Training consists typically of knowledge about products, research and development practices, and common goals of the team they are joining, as well as the broader organization. There is another component of training, however, where novices learn and become experienced in the analytical technologies (such as chromatography) they will use in their new role. Analysts are sent offsite to training courses that review theory and teach method development and practical tips. Experts are brought in to explain data systems. The new employees also learn specialized in-house programs from day-to-day contact with internal experts who readily share their broad expertise. Depending on the complexity of the role, this training process can take years. Then, what we see more and more often is that after this significant cost and time investment in the employee’s training, the no-longer novice then hops to a higher-level position in another company—and the former company has to start over, training a new hire.

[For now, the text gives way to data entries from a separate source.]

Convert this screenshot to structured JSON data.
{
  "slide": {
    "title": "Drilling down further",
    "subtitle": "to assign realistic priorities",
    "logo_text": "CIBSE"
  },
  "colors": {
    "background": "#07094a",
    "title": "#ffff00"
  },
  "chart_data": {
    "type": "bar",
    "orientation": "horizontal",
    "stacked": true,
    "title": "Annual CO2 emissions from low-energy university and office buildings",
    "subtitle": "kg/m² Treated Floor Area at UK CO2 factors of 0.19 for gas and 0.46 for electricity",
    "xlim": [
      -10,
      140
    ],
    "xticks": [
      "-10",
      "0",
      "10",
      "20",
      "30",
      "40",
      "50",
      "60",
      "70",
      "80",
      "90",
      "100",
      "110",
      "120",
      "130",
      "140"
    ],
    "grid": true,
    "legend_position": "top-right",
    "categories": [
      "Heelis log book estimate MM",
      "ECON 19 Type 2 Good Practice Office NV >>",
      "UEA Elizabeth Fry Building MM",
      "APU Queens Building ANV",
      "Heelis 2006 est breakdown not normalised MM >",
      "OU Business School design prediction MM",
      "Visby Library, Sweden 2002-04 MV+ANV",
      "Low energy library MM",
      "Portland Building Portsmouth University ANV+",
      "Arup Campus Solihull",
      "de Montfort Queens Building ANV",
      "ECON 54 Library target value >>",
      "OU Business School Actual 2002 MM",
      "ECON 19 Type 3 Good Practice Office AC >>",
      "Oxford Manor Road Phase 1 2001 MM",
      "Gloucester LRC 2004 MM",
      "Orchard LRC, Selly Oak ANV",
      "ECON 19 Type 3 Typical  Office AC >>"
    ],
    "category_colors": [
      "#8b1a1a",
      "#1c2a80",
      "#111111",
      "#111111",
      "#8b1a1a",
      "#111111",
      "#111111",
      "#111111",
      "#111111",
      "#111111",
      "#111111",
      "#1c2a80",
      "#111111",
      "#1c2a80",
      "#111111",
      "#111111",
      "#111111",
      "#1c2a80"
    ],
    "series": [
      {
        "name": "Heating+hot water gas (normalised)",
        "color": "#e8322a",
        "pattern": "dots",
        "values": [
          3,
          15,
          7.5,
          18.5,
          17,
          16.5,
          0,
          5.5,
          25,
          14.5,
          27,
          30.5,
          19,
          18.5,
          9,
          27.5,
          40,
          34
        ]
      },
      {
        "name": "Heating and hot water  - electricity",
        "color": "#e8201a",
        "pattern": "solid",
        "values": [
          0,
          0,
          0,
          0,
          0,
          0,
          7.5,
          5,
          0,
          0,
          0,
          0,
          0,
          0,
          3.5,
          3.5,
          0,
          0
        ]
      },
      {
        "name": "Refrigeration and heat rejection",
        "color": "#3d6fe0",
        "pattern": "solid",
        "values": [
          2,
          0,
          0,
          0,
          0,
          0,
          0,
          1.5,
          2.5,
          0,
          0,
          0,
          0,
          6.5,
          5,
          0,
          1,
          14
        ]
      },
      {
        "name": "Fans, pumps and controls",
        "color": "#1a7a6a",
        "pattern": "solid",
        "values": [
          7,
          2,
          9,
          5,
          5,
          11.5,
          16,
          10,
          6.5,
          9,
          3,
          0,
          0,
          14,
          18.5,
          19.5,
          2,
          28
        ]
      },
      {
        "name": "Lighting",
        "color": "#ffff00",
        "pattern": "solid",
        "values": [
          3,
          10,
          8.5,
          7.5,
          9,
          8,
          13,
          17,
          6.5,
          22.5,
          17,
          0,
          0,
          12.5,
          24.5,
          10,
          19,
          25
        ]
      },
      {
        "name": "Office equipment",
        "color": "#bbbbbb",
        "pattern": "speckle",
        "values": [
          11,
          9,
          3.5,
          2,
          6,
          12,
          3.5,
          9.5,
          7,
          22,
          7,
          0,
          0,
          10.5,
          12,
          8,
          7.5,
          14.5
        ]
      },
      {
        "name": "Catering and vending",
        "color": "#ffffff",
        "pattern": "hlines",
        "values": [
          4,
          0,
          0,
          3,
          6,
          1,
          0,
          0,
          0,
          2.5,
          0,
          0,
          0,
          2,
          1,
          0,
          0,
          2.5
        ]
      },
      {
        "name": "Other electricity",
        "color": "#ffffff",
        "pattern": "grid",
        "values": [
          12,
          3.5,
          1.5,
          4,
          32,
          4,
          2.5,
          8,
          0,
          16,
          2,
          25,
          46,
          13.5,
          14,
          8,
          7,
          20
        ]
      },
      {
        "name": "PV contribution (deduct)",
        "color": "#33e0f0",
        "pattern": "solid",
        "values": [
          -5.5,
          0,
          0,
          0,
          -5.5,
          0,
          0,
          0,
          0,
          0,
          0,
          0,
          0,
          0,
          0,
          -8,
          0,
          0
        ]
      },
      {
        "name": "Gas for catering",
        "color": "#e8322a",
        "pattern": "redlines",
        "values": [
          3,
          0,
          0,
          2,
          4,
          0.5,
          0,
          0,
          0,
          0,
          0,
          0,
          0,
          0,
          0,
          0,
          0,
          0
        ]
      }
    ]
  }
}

There is a dichotomy present here. The cost of training for baby boomers (ages 57 to 75) and Gen X (ages 41 to 56) was worth the investment; even today their average tenure with an employer
is 9.8 years (1). On the other hand, millennials and Gen Z are barely staying to complete the training before they move on to a higher bidder.

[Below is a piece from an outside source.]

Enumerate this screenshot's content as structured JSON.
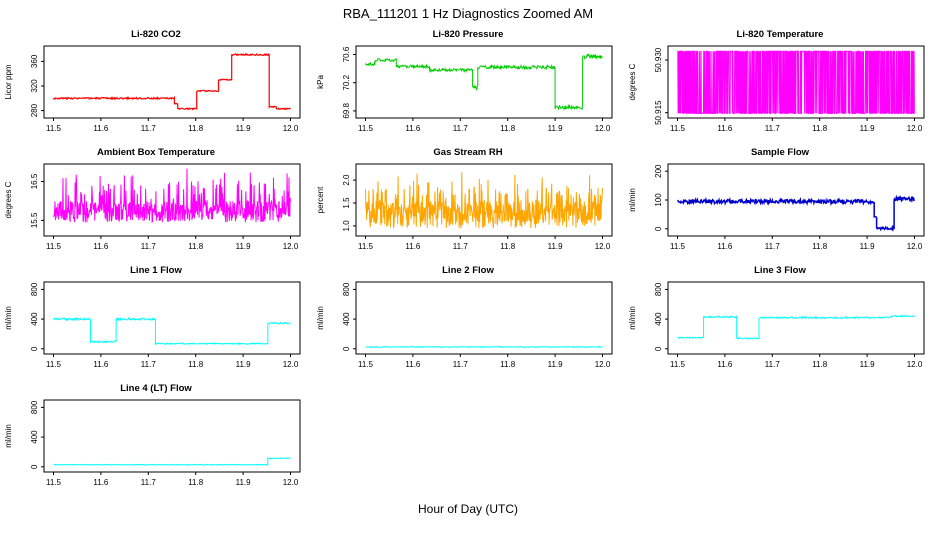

So, yes, there is a paradigm shift in trends in industrial chemistry jobs. Will the pendulum of longevity in positions swing back once the millennials and Gen Zs reach middle age and require a steadier income? No one can predict whether this will be the case. Probably the more important question is, “Will the industrial sector that absorbs the costs necessary to complete the required training, resist hiring the inexperienced or search for other alternatives to protect and keep their highly trained employees?”

References

(1) U.S. Bureau of Labor Statistics, Employee Tenure Summary, released September 22, 2022. USDL-22-1894. https://www.bls.gov/news.release/pdf/tenure.pdf (accessed 2023-03-30).

(2) Kasasa, “Boomers, Gen X, Gen Y, Gen Z, and Gen A explained,” The Kasasa Exchange, July 6, 2021. https://www.kasasa.com/exchange/articles/generations/gen-x-gen-y-gen-z (accessed 2023-03-30).

Mary Ellen McNally is a FMC Fellow at the Stine Research Center for FMC Corporation; she was employed by DuPont for 33 years before joining FMC. McNally was named to the Analytical Scientist Power List, as one of the Top 50 most influential women in the analytical sciences. In addition, she has received the American Microchemical Society Steyermark Award in the field of microanalysis and the Chromatography Forum of Delaware Valley Award for contributions to theory, instrumentation and applications to the field of chromatography and service to the organization. McNally has been recognized for her contributions to the field of supercritical fluids by the Midwest Supercritical Fluid Chromatography Discussion and the Tri-State Analytical Supercritical Fluid Discussion Groups. McNally is a member the editorial advisory board for LCGC, a former member of the Instrumentation Panel and the Advisory Board for the Journal of Analytical Chemistry, and the editorial board of Talanta. She has been a long-standing board member of the Chromatography Forum of Delaware Valley (CFDV), serving as the President and Program Chair twice, and is currently chairman of the Audit, Nominating, and Dal Nogare award committees. McNally is a member of the Executive Committee of the Eastern Analytical Symposium and was the president in 2018; she has also served as the Program Chair, Secretary, Treasurer, and Vice-President.